Mais la transition peut aussi s'avérer singulière, ou inexistante. C'est le cas à Ruy-Montceau où Denis Giraud, dès sa prise de fonction en tant que nouveau maire qui se présentait face au maire sortant, a trouvé les armoires de son bureau entièrement vidées. « Cela a été long. Nous étions élus, mais pas installés », dit-il de cette période de transition. En l'absence de relation avec le maire sortant, le nouveau maire a cependant pu compter sur les conseillers municipaux réélus pour se tenir informé des décisions prises pendant la période de confinement, comme la reprise scolaire. « J'avance à la frontale », explique le nouveau maire très préoccupé par les dossiers immobiliers sur lesquels il n'a pas de visibilité. Sa priorité : inscrire la commune dans le respect de la loi SRU et revitaliser le centre-bourg « pour redonner une âme au village. Nous sommes aussi un secteur rural », plaide Denis Giraud qui souhaite se rapprocher des producteurs locaux.

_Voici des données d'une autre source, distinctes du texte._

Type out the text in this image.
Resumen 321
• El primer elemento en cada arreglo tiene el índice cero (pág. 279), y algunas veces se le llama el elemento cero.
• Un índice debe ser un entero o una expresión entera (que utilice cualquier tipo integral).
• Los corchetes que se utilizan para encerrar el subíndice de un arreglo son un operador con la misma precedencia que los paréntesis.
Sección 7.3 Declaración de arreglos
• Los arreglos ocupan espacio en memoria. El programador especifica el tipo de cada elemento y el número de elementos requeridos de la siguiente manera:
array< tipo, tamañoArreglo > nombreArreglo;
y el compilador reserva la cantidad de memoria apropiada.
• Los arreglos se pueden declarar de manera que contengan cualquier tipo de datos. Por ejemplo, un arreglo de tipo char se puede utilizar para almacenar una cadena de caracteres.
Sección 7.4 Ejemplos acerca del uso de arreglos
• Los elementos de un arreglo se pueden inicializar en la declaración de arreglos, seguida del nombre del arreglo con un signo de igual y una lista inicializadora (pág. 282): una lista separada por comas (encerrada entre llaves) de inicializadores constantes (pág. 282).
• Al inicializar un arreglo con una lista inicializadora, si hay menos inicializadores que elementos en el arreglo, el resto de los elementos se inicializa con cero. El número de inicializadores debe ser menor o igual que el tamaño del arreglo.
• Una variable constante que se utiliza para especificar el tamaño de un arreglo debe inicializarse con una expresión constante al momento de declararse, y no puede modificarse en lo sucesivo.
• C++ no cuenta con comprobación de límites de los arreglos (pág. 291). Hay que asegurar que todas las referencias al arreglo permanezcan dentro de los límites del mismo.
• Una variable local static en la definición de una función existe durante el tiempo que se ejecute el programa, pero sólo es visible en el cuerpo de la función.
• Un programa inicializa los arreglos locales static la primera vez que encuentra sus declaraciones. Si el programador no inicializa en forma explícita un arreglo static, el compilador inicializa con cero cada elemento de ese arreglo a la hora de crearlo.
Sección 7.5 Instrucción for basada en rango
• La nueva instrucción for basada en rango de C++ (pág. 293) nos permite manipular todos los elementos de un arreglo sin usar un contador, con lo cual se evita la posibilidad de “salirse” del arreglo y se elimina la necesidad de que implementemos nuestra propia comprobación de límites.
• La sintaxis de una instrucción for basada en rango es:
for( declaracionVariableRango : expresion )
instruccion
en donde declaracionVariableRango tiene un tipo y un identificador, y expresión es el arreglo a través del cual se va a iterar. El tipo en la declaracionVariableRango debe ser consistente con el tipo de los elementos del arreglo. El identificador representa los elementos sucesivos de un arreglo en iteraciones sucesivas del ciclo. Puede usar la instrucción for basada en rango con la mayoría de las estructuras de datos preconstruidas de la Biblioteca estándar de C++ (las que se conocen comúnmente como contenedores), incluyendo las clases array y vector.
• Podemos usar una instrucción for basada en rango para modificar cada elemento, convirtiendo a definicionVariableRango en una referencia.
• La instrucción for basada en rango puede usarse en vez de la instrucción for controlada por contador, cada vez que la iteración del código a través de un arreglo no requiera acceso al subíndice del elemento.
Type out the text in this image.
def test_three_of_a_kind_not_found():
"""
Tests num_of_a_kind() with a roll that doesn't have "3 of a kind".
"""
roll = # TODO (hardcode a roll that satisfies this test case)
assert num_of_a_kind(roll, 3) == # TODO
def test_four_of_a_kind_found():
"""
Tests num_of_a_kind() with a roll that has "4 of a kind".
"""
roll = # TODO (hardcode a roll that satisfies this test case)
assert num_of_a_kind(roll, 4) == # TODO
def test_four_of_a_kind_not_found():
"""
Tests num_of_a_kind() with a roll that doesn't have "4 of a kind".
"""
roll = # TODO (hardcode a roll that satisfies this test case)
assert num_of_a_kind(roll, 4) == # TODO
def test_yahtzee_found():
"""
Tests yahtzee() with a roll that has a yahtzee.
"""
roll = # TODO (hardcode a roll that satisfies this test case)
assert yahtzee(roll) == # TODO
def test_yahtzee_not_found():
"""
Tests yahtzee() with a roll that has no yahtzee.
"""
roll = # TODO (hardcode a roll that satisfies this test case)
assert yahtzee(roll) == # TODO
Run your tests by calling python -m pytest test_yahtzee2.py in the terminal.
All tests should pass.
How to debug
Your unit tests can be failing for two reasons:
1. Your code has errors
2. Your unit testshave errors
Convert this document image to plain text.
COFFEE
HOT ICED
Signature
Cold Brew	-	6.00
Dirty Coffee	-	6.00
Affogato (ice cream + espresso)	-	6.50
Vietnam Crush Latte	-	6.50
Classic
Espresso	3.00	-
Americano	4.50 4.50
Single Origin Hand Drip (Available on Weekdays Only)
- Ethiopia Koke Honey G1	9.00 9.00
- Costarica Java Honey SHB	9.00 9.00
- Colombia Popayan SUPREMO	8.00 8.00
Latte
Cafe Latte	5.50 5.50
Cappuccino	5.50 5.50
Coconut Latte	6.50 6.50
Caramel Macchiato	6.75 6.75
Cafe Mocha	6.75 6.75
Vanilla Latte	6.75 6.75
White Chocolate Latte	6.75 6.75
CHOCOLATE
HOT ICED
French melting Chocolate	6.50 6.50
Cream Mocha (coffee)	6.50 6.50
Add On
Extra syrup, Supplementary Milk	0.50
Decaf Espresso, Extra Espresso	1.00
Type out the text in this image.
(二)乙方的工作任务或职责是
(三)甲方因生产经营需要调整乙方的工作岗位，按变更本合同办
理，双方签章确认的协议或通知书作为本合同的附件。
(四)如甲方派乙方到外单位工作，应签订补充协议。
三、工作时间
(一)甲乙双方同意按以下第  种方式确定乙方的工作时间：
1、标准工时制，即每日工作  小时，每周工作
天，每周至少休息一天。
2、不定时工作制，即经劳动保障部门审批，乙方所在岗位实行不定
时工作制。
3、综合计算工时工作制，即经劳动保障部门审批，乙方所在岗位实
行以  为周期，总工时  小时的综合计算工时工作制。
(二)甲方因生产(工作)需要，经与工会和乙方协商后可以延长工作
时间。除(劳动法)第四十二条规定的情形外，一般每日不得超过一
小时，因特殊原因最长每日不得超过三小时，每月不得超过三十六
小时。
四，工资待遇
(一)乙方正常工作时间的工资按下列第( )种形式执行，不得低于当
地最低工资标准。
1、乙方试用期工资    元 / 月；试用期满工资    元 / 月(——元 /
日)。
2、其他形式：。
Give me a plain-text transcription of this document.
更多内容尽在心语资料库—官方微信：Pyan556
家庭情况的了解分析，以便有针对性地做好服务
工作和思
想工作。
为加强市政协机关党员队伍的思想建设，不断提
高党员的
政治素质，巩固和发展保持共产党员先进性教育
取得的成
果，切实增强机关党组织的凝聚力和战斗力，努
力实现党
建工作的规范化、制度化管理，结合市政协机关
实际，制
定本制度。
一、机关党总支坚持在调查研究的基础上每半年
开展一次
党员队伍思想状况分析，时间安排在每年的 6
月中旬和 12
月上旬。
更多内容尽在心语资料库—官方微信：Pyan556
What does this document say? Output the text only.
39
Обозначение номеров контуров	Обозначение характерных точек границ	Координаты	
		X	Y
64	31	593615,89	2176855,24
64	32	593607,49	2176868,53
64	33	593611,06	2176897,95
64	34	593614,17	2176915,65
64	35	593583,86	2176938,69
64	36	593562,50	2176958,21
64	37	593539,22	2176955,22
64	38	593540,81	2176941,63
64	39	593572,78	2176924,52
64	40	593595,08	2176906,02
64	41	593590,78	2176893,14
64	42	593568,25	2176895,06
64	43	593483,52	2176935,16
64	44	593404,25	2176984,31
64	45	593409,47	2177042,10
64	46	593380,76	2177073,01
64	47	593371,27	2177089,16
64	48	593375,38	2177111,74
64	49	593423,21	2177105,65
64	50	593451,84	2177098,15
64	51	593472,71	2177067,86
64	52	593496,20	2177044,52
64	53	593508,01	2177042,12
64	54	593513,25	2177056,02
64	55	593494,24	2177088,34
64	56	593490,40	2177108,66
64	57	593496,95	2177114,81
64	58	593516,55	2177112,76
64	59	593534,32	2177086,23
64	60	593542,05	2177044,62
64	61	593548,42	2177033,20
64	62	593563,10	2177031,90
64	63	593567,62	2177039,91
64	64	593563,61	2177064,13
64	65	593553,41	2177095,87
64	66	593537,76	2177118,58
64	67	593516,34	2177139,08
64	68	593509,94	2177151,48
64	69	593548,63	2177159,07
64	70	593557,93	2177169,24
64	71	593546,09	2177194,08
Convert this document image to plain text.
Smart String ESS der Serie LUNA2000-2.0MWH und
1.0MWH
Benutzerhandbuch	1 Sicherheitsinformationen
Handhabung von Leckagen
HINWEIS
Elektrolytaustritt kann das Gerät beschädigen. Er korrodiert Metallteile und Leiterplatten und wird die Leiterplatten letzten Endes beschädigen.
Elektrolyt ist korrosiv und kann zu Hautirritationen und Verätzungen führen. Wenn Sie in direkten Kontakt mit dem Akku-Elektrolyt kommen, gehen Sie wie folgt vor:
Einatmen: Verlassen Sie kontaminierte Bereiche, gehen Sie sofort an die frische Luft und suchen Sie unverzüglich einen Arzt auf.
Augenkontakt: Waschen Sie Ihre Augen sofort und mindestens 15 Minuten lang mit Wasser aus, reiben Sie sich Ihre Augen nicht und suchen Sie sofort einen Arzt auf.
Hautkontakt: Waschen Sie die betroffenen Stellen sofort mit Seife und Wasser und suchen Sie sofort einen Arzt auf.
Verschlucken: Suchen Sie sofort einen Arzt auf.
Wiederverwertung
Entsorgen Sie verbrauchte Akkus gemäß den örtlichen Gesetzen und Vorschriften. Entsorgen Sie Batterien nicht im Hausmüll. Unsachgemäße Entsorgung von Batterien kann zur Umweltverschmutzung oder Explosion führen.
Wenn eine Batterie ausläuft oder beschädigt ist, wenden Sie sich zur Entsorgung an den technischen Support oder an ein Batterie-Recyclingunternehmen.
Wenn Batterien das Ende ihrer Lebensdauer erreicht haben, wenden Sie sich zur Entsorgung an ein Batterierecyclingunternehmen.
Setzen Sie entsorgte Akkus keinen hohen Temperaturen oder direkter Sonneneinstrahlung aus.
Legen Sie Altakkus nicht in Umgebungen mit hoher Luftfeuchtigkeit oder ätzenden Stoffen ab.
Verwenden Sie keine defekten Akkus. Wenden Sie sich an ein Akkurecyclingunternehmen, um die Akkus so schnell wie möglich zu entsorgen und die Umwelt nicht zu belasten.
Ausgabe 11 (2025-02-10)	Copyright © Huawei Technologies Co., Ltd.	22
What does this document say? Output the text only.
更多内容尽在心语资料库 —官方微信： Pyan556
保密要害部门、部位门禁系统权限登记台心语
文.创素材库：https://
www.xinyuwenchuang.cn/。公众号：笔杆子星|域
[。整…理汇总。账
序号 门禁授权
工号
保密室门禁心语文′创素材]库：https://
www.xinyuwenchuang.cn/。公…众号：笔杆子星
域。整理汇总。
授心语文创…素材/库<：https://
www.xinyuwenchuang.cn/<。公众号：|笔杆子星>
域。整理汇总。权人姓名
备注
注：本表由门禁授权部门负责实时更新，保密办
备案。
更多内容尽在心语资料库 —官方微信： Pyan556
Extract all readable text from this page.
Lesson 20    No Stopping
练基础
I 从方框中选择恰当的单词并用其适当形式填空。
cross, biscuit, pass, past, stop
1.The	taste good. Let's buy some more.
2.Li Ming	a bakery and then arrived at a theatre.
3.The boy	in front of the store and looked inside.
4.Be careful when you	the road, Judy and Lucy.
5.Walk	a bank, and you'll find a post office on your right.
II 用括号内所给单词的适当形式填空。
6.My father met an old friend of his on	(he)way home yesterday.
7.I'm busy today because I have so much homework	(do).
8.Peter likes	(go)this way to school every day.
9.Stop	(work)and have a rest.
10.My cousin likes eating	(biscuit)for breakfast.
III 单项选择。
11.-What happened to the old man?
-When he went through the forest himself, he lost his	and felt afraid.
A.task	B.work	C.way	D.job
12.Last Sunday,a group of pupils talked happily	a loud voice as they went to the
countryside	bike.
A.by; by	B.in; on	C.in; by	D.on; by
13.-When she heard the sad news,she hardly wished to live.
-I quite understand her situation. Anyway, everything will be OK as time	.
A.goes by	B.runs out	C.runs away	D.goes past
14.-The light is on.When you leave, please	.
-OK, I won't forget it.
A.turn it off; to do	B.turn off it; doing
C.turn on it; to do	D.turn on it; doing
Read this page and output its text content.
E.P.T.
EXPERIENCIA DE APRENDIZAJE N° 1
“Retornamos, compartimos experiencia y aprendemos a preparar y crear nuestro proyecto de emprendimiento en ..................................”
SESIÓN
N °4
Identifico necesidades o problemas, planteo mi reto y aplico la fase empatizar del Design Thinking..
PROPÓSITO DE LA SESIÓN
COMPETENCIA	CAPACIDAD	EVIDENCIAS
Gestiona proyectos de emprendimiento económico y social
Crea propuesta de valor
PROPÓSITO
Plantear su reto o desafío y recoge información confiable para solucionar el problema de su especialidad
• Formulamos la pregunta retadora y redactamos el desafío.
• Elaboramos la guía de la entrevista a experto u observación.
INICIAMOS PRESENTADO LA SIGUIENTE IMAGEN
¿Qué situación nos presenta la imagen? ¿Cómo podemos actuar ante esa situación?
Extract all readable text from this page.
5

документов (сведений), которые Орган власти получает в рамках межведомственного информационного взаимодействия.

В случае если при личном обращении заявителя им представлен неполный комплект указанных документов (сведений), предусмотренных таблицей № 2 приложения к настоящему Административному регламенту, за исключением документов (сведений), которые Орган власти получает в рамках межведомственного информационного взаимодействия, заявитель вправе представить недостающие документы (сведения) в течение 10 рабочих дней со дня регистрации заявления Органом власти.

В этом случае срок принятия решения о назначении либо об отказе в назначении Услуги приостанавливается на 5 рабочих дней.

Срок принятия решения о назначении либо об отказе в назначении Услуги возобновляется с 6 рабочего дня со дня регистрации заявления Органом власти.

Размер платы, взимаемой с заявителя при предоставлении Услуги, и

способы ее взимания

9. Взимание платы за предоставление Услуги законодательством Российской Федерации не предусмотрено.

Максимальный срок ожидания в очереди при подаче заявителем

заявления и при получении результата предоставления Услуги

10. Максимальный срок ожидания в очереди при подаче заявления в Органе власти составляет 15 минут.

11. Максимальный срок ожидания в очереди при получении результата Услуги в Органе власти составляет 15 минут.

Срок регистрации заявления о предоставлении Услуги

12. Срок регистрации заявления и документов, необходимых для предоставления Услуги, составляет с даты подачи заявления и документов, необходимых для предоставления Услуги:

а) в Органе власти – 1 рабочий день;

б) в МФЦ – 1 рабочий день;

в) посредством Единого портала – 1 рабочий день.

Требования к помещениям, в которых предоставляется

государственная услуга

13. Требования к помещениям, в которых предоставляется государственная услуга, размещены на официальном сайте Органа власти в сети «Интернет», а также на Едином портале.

La prise en considération du tissu agricole et de la solidarité a été manifeste durant la crise sanitaire. Si bien que tous ces nouveaux élus ont a cœur de valoriser les productions locales et le tissu associatif dont le rôle s'est révélé essentiel.

Reste l'étape importante du renouvellement des communautés de communes, qui ne pourra avoir lieu avant le deuxième tour des élections municipales fixé au 28 juin. Sur 520 communes, il reste encore 71 maires à élire. Les enjeux sont considérables et la machine est bloquée depuis trop longtemps. La crise Covid-19 est en passe de révéler de nouvelles priorités, tant en matière de fonctionnement que d'investissement. L'acte II de la représentation locale se jouera début juillet en interco.